What the economics of building and sustaining peace look like in the war-torn country.
Thursday, March 28, 2019 /BY:William Byrd
In recent months there has been a flurry of movement in the Afghan peace process, leading to talk of a “peace dividend” that would boost the country’s economy and incentivize and sustain peace. For example, the November 2018 Geneva international conference on Afghanistan called for donors and development and regional partners to develop a post-settlement economic action plan. But what would a peace dividend look like in war-torn Afghanistan? In the short run, could it help incentivize the insurgency and state actors to agree and adhere to a peace agreement? And in the longer term, could it help sustain peace and lead to a more prosperous and stable Afghanistan?
What is a Peace Dividend?
Although there are varying definitions, the term originally referred to the budgetary savings from lower military spending after the end of a war and the consequent increase in public expenditures on domestic priorities. In the long term, this kind of peace dividend indeed can be significant provided that military spending actually declines and translates into increases in civilian expenditures. Afghanistan incurs extremely high security costs amounting to as much as a quarter of the country’s Gross Domestic Product (GDP), which should decline greatly if there is peace. However, the country’s extremely high aid also would decline at least gradually under a peace scenario, reducing the scope for this kind of peace dividend.
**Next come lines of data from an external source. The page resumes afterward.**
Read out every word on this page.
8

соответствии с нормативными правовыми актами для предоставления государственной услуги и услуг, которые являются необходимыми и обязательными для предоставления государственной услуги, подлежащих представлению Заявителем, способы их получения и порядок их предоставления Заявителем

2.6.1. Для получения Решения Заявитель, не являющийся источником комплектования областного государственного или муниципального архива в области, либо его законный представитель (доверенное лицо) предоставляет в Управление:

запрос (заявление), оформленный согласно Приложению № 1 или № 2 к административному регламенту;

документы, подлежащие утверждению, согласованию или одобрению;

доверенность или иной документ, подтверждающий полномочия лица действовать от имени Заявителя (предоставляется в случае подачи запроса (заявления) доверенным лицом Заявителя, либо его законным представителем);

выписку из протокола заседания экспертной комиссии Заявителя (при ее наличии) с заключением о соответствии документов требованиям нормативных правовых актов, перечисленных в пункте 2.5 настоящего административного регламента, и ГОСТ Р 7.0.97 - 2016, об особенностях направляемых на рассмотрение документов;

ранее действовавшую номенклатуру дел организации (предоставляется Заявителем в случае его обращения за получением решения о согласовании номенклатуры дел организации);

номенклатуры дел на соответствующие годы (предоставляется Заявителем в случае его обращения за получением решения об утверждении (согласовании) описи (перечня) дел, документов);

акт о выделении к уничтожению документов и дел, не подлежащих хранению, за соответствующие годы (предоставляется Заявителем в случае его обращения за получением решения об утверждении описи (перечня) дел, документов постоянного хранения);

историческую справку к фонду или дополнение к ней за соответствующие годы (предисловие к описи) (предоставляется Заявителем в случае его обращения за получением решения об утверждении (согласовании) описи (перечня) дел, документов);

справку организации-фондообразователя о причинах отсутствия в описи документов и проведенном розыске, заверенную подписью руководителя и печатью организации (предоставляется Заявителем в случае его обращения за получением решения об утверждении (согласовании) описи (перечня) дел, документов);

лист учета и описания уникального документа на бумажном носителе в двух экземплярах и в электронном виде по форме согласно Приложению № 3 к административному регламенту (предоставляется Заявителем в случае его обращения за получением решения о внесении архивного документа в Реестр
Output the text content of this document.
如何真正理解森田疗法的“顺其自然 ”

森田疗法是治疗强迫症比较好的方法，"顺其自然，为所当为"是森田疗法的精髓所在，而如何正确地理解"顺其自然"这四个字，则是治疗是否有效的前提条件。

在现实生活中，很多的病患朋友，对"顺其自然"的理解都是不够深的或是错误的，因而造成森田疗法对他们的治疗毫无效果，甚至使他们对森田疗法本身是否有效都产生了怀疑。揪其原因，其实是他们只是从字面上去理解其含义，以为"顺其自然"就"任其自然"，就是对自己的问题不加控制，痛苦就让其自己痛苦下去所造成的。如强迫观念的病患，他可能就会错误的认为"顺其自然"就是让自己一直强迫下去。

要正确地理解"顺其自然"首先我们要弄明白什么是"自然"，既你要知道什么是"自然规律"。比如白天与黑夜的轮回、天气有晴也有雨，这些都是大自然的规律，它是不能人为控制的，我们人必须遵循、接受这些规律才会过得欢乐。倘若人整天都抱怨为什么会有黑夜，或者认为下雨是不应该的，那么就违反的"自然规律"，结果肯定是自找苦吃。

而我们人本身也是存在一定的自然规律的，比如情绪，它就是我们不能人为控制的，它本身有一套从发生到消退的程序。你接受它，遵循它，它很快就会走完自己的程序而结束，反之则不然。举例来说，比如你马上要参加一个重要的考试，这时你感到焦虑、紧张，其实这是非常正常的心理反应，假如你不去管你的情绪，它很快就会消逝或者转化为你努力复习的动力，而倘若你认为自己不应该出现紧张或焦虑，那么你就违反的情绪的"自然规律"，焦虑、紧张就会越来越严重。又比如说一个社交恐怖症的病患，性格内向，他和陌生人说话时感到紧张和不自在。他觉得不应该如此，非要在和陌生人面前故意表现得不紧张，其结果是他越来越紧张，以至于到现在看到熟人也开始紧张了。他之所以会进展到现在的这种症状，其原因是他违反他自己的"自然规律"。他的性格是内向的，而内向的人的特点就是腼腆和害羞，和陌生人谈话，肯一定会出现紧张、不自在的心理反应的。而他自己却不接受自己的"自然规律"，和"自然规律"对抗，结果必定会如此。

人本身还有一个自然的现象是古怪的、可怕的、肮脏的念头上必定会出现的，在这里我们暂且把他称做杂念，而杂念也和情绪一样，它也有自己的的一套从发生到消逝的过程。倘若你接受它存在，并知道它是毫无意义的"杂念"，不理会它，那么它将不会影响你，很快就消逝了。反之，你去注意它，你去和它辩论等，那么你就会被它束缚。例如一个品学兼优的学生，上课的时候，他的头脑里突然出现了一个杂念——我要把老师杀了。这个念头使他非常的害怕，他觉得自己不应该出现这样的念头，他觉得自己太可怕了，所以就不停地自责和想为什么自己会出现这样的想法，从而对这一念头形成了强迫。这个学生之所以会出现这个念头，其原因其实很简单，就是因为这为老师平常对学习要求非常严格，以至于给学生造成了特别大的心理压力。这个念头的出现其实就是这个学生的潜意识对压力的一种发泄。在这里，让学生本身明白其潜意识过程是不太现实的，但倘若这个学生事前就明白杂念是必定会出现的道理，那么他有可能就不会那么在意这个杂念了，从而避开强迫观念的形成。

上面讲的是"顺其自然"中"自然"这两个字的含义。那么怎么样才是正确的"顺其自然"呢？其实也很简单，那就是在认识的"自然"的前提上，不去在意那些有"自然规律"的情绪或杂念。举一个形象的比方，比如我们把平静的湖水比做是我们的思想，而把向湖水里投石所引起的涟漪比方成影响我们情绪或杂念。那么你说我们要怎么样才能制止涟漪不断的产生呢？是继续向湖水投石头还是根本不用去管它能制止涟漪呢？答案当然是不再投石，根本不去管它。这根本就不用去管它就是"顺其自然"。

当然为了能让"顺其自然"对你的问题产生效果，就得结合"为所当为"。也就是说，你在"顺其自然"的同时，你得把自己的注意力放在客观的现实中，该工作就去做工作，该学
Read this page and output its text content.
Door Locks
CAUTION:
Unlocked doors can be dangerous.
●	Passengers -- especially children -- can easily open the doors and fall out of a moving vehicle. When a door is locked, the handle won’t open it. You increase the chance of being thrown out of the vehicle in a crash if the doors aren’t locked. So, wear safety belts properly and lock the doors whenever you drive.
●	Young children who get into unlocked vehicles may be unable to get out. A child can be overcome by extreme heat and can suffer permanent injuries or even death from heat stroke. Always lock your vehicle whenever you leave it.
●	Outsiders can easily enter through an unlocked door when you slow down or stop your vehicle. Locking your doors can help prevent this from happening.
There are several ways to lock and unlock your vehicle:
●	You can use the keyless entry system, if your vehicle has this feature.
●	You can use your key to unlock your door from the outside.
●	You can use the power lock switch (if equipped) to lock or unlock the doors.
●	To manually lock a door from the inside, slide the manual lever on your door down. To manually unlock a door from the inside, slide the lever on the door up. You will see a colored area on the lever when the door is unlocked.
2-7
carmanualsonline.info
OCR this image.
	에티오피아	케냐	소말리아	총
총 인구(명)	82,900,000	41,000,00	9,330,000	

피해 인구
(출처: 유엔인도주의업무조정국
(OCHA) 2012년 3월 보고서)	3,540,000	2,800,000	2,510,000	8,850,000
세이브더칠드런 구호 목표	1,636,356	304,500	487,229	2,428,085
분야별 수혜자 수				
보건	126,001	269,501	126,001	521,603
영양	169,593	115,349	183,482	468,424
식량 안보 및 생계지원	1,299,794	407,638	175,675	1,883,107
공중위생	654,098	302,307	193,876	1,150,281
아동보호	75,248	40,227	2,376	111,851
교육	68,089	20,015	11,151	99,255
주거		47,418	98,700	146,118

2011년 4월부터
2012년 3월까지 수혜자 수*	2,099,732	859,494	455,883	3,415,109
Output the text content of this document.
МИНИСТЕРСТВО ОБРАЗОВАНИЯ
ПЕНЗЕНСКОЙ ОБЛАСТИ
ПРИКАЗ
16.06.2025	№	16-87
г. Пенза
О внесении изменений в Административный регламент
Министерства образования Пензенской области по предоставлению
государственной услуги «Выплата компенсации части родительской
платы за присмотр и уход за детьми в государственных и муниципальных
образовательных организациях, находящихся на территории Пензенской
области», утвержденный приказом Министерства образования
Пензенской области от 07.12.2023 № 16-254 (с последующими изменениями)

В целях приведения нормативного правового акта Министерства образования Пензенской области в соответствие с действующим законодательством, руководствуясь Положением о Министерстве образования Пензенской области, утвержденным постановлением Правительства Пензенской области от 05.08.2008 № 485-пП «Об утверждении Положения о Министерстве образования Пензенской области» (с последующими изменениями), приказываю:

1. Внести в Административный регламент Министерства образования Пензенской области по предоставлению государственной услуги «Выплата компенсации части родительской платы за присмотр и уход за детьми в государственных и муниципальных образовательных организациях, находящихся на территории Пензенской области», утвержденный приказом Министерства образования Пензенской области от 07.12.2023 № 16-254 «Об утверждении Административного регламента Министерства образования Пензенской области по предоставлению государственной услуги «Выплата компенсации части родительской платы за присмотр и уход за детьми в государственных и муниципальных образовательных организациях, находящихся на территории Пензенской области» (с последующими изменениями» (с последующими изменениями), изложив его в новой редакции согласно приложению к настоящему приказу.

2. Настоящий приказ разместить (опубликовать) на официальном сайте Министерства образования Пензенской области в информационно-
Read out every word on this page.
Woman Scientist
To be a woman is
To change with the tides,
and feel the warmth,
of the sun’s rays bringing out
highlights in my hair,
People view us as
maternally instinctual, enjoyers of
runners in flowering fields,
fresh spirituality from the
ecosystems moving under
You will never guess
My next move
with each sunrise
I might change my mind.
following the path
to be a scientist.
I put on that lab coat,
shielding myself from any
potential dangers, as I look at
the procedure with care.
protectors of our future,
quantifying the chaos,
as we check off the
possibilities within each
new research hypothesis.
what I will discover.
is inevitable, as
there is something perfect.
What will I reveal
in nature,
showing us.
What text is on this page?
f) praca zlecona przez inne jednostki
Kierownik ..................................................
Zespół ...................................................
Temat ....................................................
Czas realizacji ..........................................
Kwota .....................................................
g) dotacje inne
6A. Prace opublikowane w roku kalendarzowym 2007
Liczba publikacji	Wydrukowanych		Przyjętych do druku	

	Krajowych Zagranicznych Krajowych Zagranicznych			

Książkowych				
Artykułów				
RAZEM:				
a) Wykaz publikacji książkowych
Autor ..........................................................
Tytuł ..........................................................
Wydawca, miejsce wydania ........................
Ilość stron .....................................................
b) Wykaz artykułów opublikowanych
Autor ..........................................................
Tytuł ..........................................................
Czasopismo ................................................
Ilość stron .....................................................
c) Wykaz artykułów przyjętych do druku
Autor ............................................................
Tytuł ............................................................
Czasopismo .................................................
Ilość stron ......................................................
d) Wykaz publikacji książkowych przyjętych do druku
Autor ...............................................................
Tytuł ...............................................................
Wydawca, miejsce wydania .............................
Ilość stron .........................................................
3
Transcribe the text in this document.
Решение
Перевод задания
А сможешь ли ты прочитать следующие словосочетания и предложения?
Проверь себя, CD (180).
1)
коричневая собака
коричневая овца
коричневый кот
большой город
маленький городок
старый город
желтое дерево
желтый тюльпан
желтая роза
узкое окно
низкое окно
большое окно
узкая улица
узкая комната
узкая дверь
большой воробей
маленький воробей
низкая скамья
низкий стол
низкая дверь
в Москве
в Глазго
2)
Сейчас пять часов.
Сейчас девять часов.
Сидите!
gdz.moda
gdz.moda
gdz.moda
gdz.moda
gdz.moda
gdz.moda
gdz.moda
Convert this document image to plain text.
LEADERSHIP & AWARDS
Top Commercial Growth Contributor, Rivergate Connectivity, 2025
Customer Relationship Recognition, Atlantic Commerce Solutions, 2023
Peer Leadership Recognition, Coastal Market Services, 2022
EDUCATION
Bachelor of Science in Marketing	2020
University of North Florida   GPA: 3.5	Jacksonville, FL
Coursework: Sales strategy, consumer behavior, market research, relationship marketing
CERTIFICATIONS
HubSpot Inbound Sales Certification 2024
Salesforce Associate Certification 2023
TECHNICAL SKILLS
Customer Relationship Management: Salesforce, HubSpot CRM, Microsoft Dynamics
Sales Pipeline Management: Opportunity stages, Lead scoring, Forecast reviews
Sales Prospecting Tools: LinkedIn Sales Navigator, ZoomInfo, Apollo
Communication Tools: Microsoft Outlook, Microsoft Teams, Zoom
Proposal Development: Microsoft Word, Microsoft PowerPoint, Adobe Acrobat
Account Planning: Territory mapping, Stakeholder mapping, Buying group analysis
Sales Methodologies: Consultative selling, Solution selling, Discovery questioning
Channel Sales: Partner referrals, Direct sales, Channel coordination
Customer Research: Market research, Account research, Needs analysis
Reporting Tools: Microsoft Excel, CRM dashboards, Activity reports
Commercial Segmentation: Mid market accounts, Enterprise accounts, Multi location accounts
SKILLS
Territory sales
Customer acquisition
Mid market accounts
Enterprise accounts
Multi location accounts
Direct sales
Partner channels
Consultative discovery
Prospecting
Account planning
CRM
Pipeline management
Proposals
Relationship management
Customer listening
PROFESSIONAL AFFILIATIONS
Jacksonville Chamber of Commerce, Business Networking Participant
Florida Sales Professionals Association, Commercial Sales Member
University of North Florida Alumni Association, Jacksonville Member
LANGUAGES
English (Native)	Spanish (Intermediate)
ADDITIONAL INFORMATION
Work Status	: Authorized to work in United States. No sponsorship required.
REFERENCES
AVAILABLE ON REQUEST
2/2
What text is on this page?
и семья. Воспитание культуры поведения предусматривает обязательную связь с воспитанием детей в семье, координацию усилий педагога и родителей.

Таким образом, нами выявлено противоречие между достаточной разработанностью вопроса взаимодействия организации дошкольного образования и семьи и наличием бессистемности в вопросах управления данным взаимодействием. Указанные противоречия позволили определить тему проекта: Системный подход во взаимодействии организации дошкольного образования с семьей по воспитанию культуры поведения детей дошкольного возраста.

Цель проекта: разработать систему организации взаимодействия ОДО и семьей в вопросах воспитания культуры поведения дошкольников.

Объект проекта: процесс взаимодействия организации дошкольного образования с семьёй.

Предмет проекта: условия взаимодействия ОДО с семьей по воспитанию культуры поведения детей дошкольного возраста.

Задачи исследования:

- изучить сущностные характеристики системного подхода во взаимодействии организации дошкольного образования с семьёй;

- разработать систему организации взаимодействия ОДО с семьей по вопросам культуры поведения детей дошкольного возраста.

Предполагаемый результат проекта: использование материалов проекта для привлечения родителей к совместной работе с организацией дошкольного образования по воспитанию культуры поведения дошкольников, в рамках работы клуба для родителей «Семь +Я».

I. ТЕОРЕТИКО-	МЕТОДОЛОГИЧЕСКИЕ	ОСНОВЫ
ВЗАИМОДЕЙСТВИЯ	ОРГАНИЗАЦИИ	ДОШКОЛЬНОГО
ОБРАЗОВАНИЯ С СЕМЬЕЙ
A second, narrower definition is an infusion of aid or other cash inflows accompanying a peace agreement or peace process, intended to reward the participants and/or segments of the wider population. An immediate peace dividend of this kind would signal change and help restore confidence, and consolidating peace requires shifting the incentives of important actors away from violence. At one end of the spectrum, this can involve political pay-offs and distribution of resources to leaders of different armed factions, at the other expenditures and investments aimed at larger segments of the population. However, overly high expectations regarding immediate increases in employment and improvements in living standards are likely to be disappointed, leading to disenchantment and possibly greater risk of relapse into conflict.
A third, broadest definition of the peace dividend is that durable cessation of conflict, accompanied by some level of political stability, can lead to a post-conflict economic boom. This typically represents “catch-up” economic growth after a period of substantially depressed growth during a protracted conflict. A key question is how to sustain a post-conflict growth spurt, which in most countries have not lasted.
The ingredients of a post-conflict economic boom tend to be somewhat similar across countries: 1) a revival of aggregate demand along with improved confidence and a boost in investment; 2) an increase in the labor force with return of refugees, displaced persons, and ex-combatants; and 3) reversal of capital flight. Agriculture typically is a major source of catch-up growth in the aftermath of conflict; rebuilding of destroyed and deteriorated infrastructure leads to a construction boom; and mineral extraction may be a growth driver in countries that are well-endowed.